Deutschland will trotz anhaltender Bedenken der umstrittenen Krisenverordnung für die geplante EU-Asylreform zustimmen. "Obwohl wir noch weiteren Änderungsbedarf hätten und auch darüber hinaus, werden wir heute unserer Verantwortung gerecht", sagte die deutsche Innenministerin Nancy Faeser (SPD) laut dpa am Donnerstag in Brüssel beim EU-Innenministertreffen. Deswegen werde man dem Kompromiss zustimmen. Damit ist der Weg für die EU-Asylreform frei.

Karner: "Klare Regelungen an den Außengrenzen"

"Wir müssen hart und intensiv an unserem Migrationspakt arbeiten und ihn mit Leben erfüllen, darum ringen wir heute", betonte Innenminister Gerhard Karner (ÖVP) vor dem Rat. Er sei froh, dass in den letzten Stunden Bewegung in die Sache gekommen sei, sodass "wir einen Schritt weiterkommen". Es gehe um das Gesamtpaket. Bei der Krisenverordnung sei er skeptisch, "weil wir in Teilbereichen sehen, dass es zu noch mehr Anziehung kommen könnte". Österreich würde daher um eine "bessere Lösung ringen": "Wir müssen klare Regelungen haben an den Außengrenzen, damit wir Bilder wie in Lampedusa verhindern."

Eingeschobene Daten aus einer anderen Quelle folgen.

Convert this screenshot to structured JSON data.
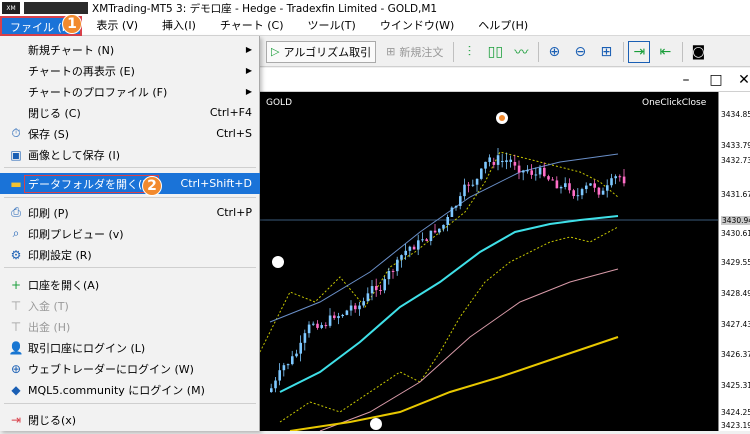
{
  "window": {
    "logo": "XM",
    "title": "XMTrading-MT5 3: デモ口座 - Hedge - Tradexfin Limited - GOLD,M1"
  },
  "menubar": {
    "items": [
      "ファイル (F)",
      "表示 (V)",
      "挿入(I)",
      "チャート (C)",
      "ツール(T)",
      "ウインドウ(W)",
      "ヘルプ(H)"
    ]
  },
  "badges": {
    "one": "1",
    "two": "2"
  },
  "toolbar": {
    "algo_label": "アルゴリズム取引",
    "new_order_label": "新規注文"
  },
  "chart": {
    "symbol": "GOLD",
    "oneclick": "OneClickClose",
    "current_price": "3430.94",
    "price_labels": [
      "3434.85",
      "3433.79",
      "3432.73",
      "3431.67",
      "3430.61",
      "3429.55",
      "3428.49",
      "3427.43",
      "3426.37",
      "3425.31",
      "3424.25",
      "3423.19"
    ]
  },
  "file_menu": {
    "new_chart": "新規チャート (N)",
    "redisplay": "チャートの再表示 (E)",
    "profile": "チャートのプロファイル (F)",
    "close": "閉じる (C)",
    "close_sc": "Ctrl+F4",
    "save": "保存 (S)",
    "save_sc": "Ctrl+S",
    "save_image": "画像として保存 (I)",
    "open_data": "データフォルダを開く(D)",
    "open_data_sc": "Ctrl+Shift+D",
    "print": "印刷 (P)",
    "print_sc": "Ctrl+P",
    "preview": "印刷プレビュー (v)",
    "print_setup": "印刷設定 (R)",
    "open_account": "口座を開く(A)",
    "deposit": "入金 (T)",
    "withdraw": "出金 (H)",
    "login_trade": "取引口座にログイン (L)",
    "login_web": "ウェブトレーダーにログイン (W)",
    "login_mql": "MQL5.community にログイン (M)",
    "exit": "閉じる(x)"
  }
}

Faeser: "Verhandeln über einzelne Positionen"

"Wir sind noch am Verhandeln über einzelne Positionen", betonte Faeser Donnerstagfrüh. Sie sei aber überzeugt, dass am Ende ein gutes Ergebnis stehen werde. Für Deutschland sei wichtig, dass auch im Krisenfall sichergestellt sei, dass ein Staat den Krisenmechanismus nicht "leichtfertig" in Anspruch nehme. Die betroffenen Staaten sollten zuerst alle eigenen Maßnahmen voll ausgeschöpft haben. Sollten die Innenministerinnen und -minister am Donnerstag eine politische Einigung erzielen, könnten die EU-Botschafter bereits am Abend das Ergebnis festzurren.

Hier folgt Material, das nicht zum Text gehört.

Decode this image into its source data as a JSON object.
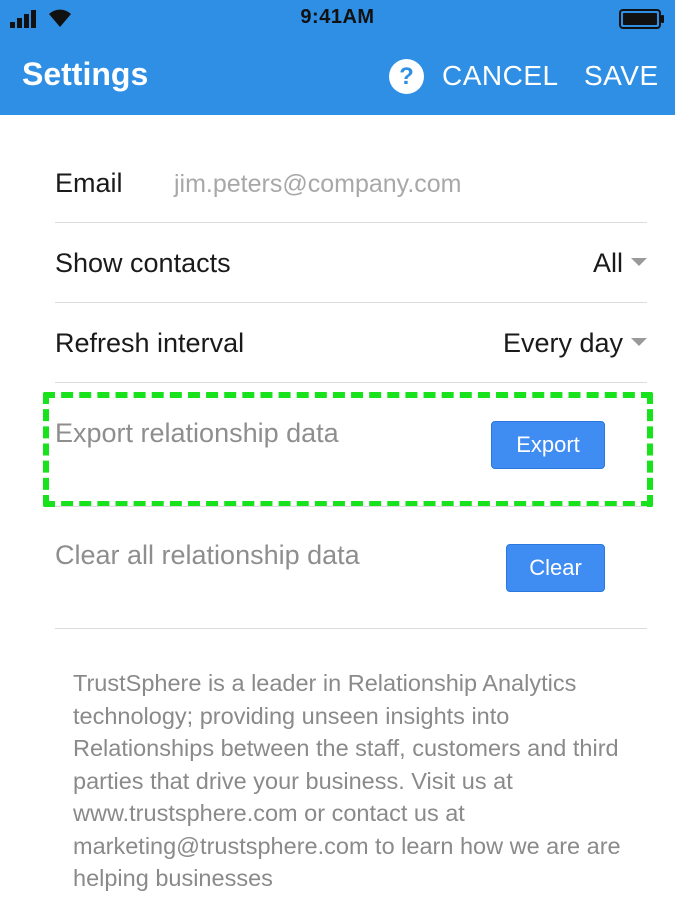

EU-Innenkommissarin Ylva Johansson äußerte sich am Donnerstag "optimistisch" über eine Zustimmung der Mitgliedsländer. Auch der für Migration zuständige EU-Kommissionsvizepräsident Margaritis Schinas betonte seinen Optimismus. "Wir kommen dem großen Abkommen näher, auf das wir seit Jahren hinarbeiten", so Schinas. Wenn sich die Minister heute auf die Krisenverordnung einigen könnten, könnte das Gesamtpaket noch vor den Europawahlen im Juni 2024 fertig beschlossen werden.

Ringen um Krisenverordnung

Nachdem die EU-Mitgliedstaaten es bisher nicht geschafft haben, sich auf eine gemeinsame Position rund um eine geplante Krisenverordnung zu einigen, hatte das EU-Parlament die Verhandlungen zu anderen Teilen des Migrationsdeals vorige Woche auf Eis gelegt. Die Krisenverordnung soll Ausnahmen für die Asylregeln für den Fall festlegen, dass sich ein Mitgliedstaat einer besonders hohen Ankunftszahl von Flüchtenden gegenübersieht.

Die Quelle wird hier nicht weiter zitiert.